Community Papers

Topping off the Treasure Shop

Nettie Stupnikoff shows off the Treasure Shop
Nettie Stupnikoff shows off the Treasure Shop's impressive new second floor.
— image credit: Jim Sinclair

The Castlegar and District Hospital Auxiliary Society kept its expansion options open when its new rock-solid facility was built in at 210 11th Avenue back in 2007. Their contractor, Cyril Sookachoff had finished the building in such a way that a second story could be added at a later date if the society so chose. They have since so chosen. Today there is twice as much to draw the value hounds and they’re making an appropriately big deal out of it.

They’re inviting you to an official grand opening celebration for the twice-as-nice Treasure Shop on Wednesday, August 20.

The store, as it appears today, is light years beyond it’s humble beginnings, as Hospital Auxiliary Society Chair Nettie Stupnikoff explained during an early morning tour before the store opened on August 7.
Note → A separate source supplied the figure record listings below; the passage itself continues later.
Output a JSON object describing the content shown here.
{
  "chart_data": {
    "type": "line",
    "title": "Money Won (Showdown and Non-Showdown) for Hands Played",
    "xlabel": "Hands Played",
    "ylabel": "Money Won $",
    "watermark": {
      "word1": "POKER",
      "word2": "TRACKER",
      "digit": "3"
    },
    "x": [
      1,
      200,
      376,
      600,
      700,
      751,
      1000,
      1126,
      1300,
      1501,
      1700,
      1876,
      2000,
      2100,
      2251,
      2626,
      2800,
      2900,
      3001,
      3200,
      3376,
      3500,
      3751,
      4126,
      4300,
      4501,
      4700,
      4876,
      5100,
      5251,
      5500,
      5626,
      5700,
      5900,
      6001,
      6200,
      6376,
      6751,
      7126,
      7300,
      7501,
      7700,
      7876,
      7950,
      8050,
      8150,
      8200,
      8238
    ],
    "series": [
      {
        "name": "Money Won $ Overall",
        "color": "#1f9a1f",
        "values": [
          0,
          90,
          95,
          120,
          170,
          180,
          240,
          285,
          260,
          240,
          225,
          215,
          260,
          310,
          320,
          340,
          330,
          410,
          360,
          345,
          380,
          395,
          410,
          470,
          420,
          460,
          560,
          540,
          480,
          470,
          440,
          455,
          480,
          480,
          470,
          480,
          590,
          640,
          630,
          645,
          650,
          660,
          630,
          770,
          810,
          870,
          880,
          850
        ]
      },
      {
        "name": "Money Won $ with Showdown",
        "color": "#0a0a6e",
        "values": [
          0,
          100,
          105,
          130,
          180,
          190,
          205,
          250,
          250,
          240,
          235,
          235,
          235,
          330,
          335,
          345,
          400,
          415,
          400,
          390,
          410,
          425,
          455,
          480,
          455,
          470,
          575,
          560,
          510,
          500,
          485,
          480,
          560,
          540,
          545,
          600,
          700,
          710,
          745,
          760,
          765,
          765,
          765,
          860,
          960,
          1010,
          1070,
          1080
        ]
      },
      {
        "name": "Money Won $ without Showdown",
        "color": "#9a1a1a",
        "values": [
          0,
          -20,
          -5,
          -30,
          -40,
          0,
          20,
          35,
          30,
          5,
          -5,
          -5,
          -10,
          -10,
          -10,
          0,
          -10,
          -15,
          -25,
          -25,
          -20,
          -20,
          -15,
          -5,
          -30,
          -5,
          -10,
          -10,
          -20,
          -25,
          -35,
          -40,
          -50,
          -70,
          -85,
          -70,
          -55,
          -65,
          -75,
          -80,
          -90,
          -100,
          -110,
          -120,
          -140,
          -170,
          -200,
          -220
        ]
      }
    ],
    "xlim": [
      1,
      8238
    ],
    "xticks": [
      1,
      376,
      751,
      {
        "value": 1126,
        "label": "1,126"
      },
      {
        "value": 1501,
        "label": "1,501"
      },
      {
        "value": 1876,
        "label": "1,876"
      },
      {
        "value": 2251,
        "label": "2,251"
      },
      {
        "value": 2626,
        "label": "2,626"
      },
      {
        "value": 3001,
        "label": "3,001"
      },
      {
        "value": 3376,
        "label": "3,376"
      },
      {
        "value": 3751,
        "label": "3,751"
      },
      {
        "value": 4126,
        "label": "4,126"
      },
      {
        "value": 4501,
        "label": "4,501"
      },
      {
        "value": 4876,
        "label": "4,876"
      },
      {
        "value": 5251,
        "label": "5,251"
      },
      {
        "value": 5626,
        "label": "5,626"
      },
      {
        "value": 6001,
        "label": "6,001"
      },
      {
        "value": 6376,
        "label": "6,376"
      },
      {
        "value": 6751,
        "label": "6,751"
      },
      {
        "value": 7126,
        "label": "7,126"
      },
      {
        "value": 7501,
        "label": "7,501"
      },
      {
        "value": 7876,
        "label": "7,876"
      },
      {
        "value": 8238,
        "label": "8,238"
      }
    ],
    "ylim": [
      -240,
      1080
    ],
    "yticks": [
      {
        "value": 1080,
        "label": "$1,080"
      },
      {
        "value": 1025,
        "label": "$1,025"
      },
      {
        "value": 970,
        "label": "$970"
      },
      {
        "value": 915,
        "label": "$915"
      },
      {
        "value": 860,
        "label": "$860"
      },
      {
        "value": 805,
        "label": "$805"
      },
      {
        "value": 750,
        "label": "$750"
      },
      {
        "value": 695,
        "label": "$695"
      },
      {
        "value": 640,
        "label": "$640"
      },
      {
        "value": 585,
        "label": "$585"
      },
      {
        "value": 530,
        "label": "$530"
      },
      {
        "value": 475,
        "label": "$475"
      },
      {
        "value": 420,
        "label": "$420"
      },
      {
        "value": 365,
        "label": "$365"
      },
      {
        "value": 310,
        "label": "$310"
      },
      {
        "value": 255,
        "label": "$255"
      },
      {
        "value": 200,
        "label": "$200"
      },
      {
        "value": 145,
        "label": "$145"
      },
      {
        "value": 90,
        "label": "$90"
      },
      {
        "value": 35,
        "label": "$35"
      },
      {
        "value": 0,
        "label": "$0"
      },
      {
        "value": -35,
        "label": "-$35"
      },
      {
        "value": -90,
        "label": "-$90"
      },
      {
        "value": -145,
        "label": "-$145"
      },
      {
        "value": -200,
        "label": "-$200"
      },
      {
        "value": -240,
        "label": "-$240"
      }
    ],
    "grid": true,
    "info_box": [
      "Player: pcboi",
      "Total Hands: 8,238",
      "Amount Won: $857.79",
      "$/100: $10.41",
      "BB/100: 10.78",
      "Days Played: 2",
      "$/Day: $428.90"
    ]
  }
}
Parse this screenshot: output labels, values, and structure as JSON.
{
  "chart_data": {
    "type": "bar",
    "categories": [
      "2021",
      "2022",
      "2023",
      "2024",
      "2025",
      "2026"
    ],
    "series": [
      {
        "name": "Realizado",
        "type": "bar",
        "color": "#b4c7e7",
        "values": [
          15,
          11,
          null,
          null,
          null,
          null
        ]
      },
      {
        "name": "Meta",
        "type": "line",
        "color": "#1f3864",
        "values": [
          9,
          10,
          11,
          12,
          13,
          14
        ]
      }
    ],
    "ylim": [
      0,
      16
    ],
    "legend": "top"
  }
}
“When we got started people suggested we should go with two floors right off the bat. But being cautious, we thought it would be better to see how the first floor would do, and if that was going to work and there was interest in such a shop in our community, then we’d look at expanding.”

The completed structure, including an elevator and central air conditioning, is now ready to meet the needs and wants of the public as well as offering a more spacious and comfortable environment for the 60+ volunteers who operate the store.

The second floor houses ladies wear, and more closely resembles a high-end retail outlet than a thrift store. It’s the icing on the cake, so to speak, and the crowning glory of the store having the big opening event on August 20 from 10:00 a.m. to 4:00 p.m. Light snacks and refreshments will be available.

Nettie Stupnikoff has a lot of people to thank for the way things have gone for the Treasure Shop, and at the top of the list are members of the public who support the Hospital Auxiliary funding source. “Because after all,” she concluded, “all the money raised is for health care and it all stays in the community.”